The SPLC publishes the notorious “hate map” featuring the groups and organizations in the United States that it has deemed “hate groups.” In 2021, the SPLC hate map tagged 733 organizations in the US.
In addition to the Dustin Inman Society, the SPLC has labeled as hate groups such conservative groups as the Alliance for Defending Freedom, Catholic Family News, the Center for Family and Human Rights, the Center for Immigration Studies, the Family Research Council, Liberty Council, and Ruth Institute.
The SPLC has defended itself by arguing that its hate group designations are protected under the First Amendment because they represent “non-actionable opinion.” This defense has worked out well for the SPLC for years. But it failed to work on March 31 when US District Judge W. Keith Watkins rejected its motion to dismiss the Dustin Inman Society and D.A. King’s defamation case.

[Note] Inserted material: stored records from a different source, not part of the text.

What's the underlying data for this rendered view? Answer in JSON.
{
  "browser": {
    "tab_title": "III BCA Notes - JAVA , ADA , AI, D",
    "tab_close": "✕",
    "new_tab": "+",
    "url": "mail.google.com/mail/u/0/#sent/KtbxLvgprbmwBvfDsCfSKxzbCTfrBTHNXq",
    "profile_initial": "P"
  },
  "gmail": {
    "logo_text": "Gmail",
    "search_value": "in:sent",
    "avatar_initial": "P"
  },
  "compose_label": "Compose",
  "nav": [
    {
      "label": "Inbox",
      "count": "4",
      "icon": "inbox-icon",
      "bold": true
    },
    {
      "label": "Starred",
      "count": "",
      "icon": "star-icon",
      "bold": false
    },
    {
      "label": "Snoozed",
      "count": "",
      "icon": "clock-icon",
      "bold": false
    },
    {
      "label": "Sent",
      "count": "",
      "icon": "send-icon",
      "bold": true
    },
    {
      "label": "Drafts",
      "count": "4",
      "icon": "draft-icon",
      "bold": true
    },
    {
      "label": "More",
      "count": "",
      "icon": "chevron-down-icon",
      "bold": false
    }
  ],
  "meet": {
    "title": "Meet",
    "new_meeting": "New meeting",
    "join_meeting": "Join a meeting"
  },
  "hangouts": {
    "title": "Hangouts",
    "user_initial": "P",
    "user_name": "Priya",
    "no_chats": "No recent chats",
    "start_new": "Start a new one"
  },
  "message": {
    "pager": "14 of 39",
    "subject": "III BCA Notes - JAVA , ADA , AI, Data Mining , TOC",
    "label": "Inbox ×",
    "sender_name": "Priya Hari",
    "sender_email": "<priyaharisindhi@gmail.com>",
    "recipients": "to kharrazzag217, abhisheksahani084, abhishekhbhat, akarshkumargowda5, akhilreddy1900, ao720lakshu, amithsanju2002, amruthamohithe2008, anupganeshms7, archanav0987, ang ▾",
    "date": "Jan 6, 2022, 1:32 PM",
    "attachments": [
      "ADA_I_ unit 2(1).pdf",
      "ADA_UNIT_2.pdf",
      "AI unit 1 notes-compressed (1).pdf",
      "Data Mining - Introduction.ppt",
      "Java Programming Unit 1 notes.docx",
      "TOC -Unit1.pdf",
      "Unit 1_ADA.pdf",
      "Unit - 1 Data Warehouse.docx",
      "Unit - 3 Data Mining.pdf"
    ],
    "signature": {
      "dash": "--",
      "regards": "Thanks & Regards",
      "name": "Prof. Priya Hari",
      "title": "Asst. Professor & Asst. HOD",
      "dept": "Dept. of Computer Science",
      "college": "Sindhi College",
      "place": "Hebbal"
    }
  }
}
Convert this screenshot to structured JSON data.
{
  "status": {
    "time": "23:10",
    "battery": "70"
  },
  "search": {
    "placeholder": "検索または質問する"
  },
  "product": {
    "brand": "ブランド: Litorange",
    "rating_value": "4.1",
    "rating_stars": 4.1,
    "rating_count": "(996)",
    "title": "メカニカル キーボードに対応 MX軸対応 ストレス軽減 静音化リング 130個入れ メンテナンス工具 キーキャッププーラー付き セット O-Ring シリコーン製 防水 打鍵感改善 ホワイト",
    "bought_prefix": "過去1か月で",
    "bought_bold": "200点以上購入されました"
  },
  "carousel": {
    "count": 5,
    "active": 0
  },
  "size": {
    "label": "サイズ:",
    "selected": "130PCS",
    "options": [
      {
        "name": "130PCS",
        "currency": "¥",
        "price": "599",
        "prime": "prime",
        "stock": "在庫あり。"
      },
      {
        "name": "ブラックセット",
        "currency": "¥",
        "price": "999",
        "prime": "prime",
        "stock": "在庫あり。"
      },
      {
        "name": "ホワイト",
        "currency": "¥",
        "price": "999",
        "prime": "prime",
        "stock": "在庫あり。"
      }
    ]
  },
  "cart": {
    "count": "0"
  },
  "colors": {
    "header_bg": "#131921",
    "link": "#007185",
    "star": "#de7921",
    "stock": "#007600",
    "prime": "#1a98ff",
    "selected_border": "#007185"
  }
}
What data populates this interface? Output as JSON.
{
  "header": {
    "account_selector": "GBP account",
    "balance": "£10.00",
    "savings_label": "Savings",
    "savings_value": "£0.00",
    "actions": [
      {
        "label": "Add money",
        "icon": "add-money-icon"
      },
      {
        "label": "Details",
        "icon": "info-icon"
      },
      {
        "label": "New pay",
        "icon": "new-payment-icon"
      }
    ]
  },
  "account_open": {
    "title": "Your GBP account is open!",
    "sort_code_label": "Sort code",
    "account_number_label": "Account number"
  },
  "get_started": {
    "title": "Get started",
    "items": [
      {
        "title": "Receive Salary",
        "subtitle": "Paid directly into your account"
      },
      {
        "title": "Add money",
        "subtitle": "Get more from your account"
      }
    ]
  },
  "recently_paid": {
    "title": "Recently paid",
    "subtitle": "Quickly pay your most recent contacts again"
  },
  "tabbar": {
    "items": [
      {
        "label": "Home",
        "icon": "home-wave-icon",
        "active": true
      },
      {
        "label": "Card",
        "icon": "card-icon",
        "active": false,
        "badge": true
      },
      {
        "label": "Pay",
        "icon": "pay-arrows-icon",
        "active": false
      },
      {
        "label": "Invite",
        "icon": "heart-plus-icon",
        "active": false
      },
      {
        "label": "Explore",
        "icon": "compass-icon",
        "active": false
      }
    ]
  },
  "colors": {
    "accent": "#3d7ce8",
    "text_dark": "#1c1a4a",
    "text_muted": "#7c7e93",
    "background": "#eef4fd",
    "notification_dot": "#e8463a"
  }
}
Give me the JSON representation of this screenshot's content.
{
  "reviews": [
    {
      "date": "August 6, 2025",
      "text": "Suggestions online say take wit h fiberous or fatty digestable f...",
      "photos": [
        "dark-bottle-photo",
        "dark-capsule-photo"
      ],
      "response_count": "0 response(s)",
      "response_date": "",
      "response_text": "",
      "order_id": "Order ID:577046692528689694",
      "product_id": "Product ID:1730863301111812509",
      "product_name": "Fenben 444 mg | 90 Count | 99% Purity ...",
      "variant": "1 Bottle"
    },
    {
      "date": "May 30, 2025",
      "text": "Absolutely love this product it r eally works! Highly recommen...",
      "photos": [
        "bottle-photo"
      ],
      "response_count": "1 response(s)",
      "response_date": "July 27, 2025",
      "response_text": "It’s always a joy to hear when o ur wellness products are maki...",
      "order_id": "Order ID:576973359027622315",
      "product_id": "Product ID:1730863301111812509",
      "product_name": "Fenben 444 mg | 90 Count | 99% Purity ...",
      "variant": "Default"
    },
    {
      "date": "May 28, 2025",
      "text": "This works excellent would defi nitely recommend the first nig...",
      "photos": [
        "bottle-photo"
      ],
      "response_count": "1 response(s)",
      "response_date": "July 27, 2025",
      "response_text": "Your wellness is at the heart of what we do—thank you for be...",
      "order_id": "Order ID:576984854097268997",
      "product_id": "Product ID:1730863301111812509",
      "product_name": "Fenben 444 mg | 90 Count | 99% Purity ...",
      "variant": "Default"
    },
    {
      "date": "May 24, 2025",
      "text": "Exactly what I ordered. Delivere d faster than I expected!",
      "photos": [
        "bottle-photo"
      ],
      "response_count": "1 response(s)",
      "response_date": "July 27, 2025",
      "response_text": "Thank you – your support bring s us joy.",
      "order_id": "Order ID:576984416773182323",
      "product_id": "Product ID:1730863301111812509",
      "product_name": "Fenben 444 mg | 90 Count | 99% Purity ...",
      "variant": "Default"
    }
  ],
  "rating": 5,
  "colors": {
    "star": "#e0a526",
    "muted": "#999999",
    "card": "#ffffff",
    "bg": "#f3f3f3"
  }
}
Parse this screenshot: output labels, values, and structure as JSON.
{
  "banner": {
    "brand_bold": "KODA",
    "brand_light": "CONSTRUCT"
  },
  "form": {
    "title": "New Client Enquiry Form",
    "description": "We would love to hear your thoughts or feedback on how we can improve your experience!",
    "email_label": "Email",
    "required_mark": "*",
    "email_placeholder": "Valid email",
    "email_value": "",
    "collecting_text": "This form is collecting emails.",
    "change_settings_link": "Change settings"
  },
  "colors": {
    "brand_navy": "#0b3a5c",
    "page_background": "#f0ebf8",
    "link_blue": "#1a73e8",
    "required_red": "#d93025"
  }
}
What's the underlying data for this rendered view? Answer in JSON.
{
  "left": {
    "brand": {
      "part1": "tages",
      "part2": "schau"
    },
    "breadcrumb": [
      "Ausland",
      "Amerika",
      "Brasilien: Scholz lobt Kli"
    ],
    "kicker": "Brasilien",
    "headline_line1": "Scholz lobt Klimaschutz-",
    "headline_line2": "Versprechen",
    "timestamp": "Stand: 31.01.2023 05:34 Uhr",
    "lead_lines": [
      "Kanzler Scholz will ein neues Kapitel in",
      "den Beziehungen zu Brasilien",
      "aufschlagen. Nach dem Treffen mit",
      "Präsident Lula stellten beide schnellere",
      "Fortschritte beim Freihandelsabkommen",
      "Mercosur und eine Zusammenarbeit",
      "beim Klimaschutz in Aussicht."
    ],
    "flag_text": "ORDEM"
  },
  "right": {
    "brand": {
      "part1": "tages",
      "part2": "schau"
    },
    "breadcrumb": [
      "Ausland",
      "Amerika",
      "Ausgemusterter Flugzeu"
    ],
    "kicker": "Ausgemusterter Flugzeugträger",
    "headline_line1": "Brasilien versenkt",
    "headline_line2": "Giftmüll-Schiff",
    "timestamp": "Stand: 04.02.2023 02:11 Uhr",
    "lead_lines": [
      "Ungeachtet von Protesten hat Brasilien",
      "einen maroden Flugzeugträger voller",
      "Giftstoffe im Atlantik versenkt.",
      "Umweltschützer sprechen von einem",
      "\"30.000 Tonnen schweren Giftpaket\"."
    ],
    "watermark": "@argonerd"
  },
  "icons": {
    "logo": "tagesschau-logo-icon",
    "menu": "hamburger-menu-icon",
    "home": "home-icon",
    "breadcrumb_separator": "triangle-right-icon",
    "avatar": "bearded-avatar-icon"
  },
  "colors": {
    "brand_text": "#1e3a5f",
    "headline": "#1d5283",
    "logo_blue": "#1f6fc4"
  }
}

King told the Washington Examiner that since both he and his organization are legally considered public figures, they have a much higher legal hurdle to clear to prove the SPLC defamed them. Namely, they must prove actual malice, the standard created by the Supreme Court’s decision in New York Times v. Sullivan.
But with the motion to dismiss the case rejected, King said his party can now pursue discovery in the case to obtain SPLC internal communications showing evidence that meets the actual malice standard.
The Dustin Inman Society and King are seeking compensatory and punitive damages, as well as an injunction forcing the SPLC to remove its hate group label, issue a public retraction, and apologize publicly.